Nationalism and Historical Loss in Renaissance England
Foxe, Dee, Spenser, Milton
Andrew Escobedo here seeks to provide a new understanding of the emergence of national consciousness in England, showing that many Renaissance writers articulated their Englishness temporally, through an engagement with a history they perceived as lost or alienated. According to Escobedo, the English experienced nationalism as a form of community that disrupted earlier religious and social identities, making it difficult to link the national present to the medieval past. Furthermore, he argues, the English faced the nation's temporal isolation before the Enlightenment narrative of historical progress emerged as a means to interpret novelty in a positive light.

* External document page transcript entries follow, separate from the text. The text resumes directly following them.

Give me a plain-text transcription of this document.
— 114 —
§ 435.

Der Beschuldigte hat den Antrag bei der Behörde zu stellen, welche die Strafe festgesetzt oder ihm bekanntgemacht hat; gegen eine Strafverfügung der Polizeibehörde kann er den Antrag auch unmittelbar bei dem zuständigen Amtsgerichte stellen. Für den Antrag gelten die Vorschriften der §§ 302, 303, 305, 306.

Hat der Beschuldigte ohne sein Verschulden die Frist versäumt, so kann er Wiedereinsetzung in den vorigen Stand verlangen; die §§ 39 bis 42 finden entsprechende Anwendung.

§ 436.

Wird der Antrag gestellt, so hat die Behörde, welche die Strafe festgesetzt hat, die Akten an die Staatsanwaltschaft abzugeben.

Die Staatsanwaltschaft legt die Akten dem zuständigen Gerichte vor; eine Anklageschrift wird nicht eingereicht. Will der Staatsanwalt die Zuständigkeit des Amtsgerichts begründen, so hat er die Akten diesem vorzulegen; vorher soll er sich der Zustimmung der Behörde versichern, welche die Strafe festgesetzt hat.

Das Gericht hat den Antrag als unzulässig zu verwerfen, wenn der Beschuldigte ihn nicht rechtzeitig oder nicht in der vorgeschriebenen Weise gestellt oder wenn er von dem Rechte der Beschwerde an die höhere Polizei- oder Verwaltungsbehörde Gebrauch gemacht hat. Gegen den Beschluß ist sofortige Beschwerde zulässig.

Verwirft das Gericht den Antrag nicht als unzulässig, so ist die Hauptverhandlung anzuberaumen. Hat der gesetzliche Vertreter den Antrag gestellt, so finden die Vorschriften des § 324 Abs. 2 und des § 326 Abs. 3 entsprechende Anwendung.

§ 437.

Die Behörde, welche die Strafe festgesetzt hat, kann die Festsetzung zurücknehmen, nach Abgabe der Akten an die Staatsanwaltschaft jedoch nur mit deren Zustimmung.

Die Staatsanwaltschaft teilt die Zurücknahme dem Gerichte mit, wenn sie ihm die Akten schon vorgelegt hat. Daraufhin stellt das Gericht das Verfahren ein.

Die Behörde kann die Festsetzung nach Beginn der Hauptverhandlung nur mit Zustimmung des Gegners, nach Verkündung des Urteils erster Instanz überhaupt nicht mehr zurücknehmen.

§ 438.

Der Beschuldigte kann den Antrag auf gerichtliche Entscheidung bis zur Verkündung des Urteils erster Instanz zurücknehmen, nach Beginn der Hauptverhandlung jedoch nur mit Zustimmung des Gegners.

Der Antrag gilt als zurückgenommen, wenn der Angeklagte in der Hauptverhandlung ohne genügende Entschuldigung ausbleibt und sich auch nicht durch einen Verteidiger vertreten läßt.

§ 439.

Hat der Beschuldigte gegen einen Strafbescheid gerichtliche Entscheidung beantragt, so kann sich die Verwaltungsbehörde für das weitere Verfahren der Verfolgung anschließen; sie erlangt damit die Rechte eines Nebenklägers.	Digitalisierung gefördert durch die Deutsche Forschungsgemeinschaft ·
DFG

Escobedo examines how John Foxe, John Dee, Edmund Spenser, and John Milton used narrative representations of nationhood to mediate what they perceived as a troubling breach in history, attempting to bring together the English past, present, and near future in a complete and continuous story. Yet all four authors also register their concern that historical loss may be an inevitable feature of a "modern" England, and they come to see their narratives as long tapestries that spontaneously rip apart as they grow, obliging the weaver to return to repair them. Focusing on Renaissance England's perplexing sense of its time-boundedness, Escobedo presents early national consciousness as stranded awkwardly between the premodern and modern.